市の中心部からやや離れた郊外にあるそのキャンパスは、山を切り開いたような不便な場所にあり、それだけに敷地面積はやたらに広い。
周囲には見事に何もない。
普通は大学のまわりと言えば、学生向けに飲食店が軒を連ねているものだが、そう言った店もほとんど見かけない。
あるのは学生向けの下宿と思われる、こじんまりとしたワンルームマンションばかりだ。
この大学の生徒はきっと毎日、学生食堂で昼食を済ませているのだろう。
などと、どうでもいいことを考えながら駿河達は西島進一の姿を探した。
まわりは過疎地でも、校内は華やかであった。
お洒落に着飾った若い女子大学生達が、きゃあきゃあ言いながらすれ違う。どの女性もファッション雑誌から抜け出したかのような外見である。
刑事達はまず、事務窓口に向かった。
西島進一を呼び出して欲しいと頼むと、ものすごく嫌そうな顔をされた。
「そういうの、対応していないんですよね……」
直感的に嘘だな、と駿河は感じた。
だが、そう決めつける材料もない。
幸いなことに大学構内は開かれた場所である。駿河達はそこを離れて、しばらく構内を歩き回ることにした。

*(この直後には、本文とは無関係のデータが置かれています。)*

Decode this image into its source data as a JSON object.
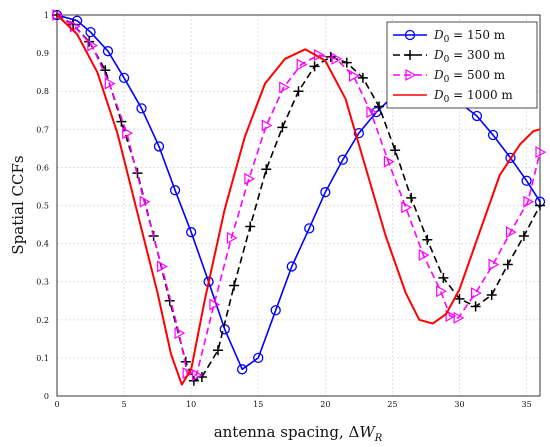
{
  "chart_data": {
    "type": "line",
    "xlabel": "antenna spacing, ΔW_R",
    "ylabel": "Spatial CCFs",
    "xlim": [
      0,
      36
    ],
    "ylim": [
      0,
      1
    ],
    "xticks": [
      "0",
      "5",
      "10",
      "15",
      "20",
      "25",
      "30",
      "35"
    ],
    "yticks": [
      "0",
      "0.1",
      "0.2",
      "0.3",
      "0.4",
      "0.5",
      "0.6",
      "0.7",
      "0.8",
      "0.9",
      "1"
    ],
    "grid": true,
    "legend_position": "top-right",
    "series": [
      {
        "name": "D_0 = 150 m",
        "color": "#0000ff",
        "line": "solid",
        "marker": "circle",
        "x": [
          0,
          1.5,
          2.5,
          3.8,
          5,
          6.3,
          7.6,
          8.8,
          10,
          11.3,
          12.5,
          13.8,
          15,
          16.3,
          17.5,
          18.8,
          20,
          21.3,
          22.5,
          23.8,
          25,
          26.3,
          27.5,
          28.8,
          30,
          31.3,
          32.5,
          33.8,
          35,
          36
        ],
        "y": [
          1.0,
          0.985,
          0.955,
          0.905,
          0.835,
          0.755,
          0.655,
          0.54,
          0.43,
          0.3,
          0.175,
          0.07,
          0.1,
          0.225,
          0.34,
          0.44,
          0.535,
          0.62,
          0.69,
          0.745,
          0.785,
          0.805,
          0.81,
          0.795,
          0.77,
          0.735,
          0.685,
          0.625,
          0.565,
          0.51
        ]
      },
      {
        "name": "D_0 = 300 m",
        "color": "#000000",
        "line": "dashed",
        "marker": "plus",
        "x": [
          0,
          1.2,
          2.4,
          3.6,
          4.8,
          6,
          7.2,
          8.4,
          9.6,
          10.2,
          10.8,
          12,
          13.2,
          14.4,
          15.6,
          16.8,
          18,
          19.2,
          20.4,
          21.6,
          22.8,
          24,
          25.2,
          26.4,
          27.6,
          28.8,
          30,
          31.2,
          32.4,
          33.6,
          34.8,
          36
        ],
        "y": [
          1.0,
          0.975,
          0.93,
          0.855,
          0.72,
          0.585,
          0.42,
          0.25,
          0.09,
          0.04,
          0.05,
          0.12,
          0.29,
          0.445,
          0.595,
          0.705,
          0.8,
          0.865,
          0.89,
          0.875,
          0.835,
          0.76,
          0.645,
          0.52,
          0.41,
          0.31,
          0.255,
          0.235,
          0.265,
          0.345,
          0.42,
          0.5
        ]
      },
      {
        "name": "D_0 = 500 m",
        "color": "#ff00ff",
        "line": "dashed",
        "marker": "triangle-right",
        "x": [
          0,
          1.3,
          2.6,
          3.9,
          5.2,
          6.5,
          7.8,
          9.1,
          9.7,
          10.4,
          11.7,
          13,
          14.3,
          15.6,
          16.9,
          18.2,
          19.5,
          20.8,
          22.1,
          23.4,
          24.7,
          26,
          27.3,
          28.6,
          29.3,
          29.9,
          31.2,
          32.5,
          33.8,
          35.1,
          36
        ],
        "y": [
          1.0,
          0.97,
          0.92,
          0.82,
          0.69,
          0.51,
          0.34,
          0.165,
          0.06,
          0.055,
          0.24,
          0.415,
          0.57,
          0.71,
          0.81,
          0.87,
          0.895,
          0.885,
          0.84,
          0.745,
          0.615,
          0.495,
          0.37,
          0.275,
          0.21,
          0.205,
          0.27,
          0.345,
          0.43,
          0.51,
          0.64
        ]
      },
      {
        "name": "D_0 = 1000 m",
        "color": "#ff0000",
        "line": "solid",
        "marker": "none",
        "x": [
          0,
          1.5,
          3,
          4.5,
          6,
          7.5,
          8.5,
          9.3,
          10,
          11,
          12.5,
          14,
          15.5,
          17,
          18.5,
          20,
          21.5,
          23,
          24.5,
          26,
          27,
          28,
          29,
          30,
          31.5,
          33,
          34.5,
          35.5,
          36
        ],
        "y": [
          1.0,
          0.95,
          0.85,
          0.69,
          0.48,
          0.27,
          0.11,
          0.03,
          0.07,
          0.25,
          0.49,
          0.68,
          0.82,
          0.885,
          0.91,
          0.88,
          0.78,
          0.6,
          0.42,
          0.27,
          0.2,
          0.19,
          0.215,
          0.28,
          0.43,
          0.58,
          0.66,
          0.695,
          0.7
        ]
      }
    ]
  }
}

「なぁ、ちょっとあそこで座って奴が通りかかるのを待たないか?」
友永はもう歩くのに疲れたのか、近くのベンチを指差す。
「……通りかからなかったら、どうするんです?」
「そん時はそん時だ」
庭に植えてある桜の木の下に、いくらかベンチが設置されている。
確かに、無闇に動き回るよりは効率がいいかもしれない。
駿河は友永と並んで腰を下ろした。
二人の前を三人組の女子大生が、楽しそうにしゃべりながら歩いている。
「これ~、彼氏が買ってくれたんだー」
「えー、いいなぁ~羨ましい!」
女性の一人が自慢げに、手に持っていたバッグを指差す。
明るく染めてゆるくカールした長い髪、異様にふさふさした長いまつ毛、病人かと思うような不自然に白い顔色。
そして駿河はその内の1人を見ていて、ふと思った。
もしかして朝、あまりにも急いでいたので、スカートなりズボンなり、ボトムを穿き忘れてきてしまったのだろうか……?
あれはきっと裾丈の長いシャツに違いない。
彼の中に【ミニ丈ワンピース】などという概念はない。
「彼氏が買ってくれた……か」
そう言いながら友永は鼻を鳴らす。
怪訝に思って彼の横顔を見ると、
「彼氏に何か買ってやった、って自慢する女はいねぇよな」
確かにそうだ。
「もしそんなことを口にすれば即刻、あんたその男に騙されてんのよ!! ってなるだろうな……」
女性心理について、やはりよく理解できていない自覚のある駿河は、自分の中であれこれ考えるのをあきらめ、相棒と論議することを選択した。
「もしかして詐欺被害者達は、心のどこかで『何かおかしい』と感じたことがあるのでしょうか?」
「……そりゃ、あるだろうな」
「被害者によっては何百万もつぎ込んでいる女性もいます。まわりの誰も気付かず、止めようともしなかったのでしょうか?」
すると友永は、最近また伸び始めてきた髪をかき回しながら、おかしそうに言った。
「お前、今まで何人の女と付き合った?」
信じられないかもしれないが、そういう相手は後にも先にも、美咲だけである。
答えると確実にバカにされる、と感じ取った駿河は黙っていた。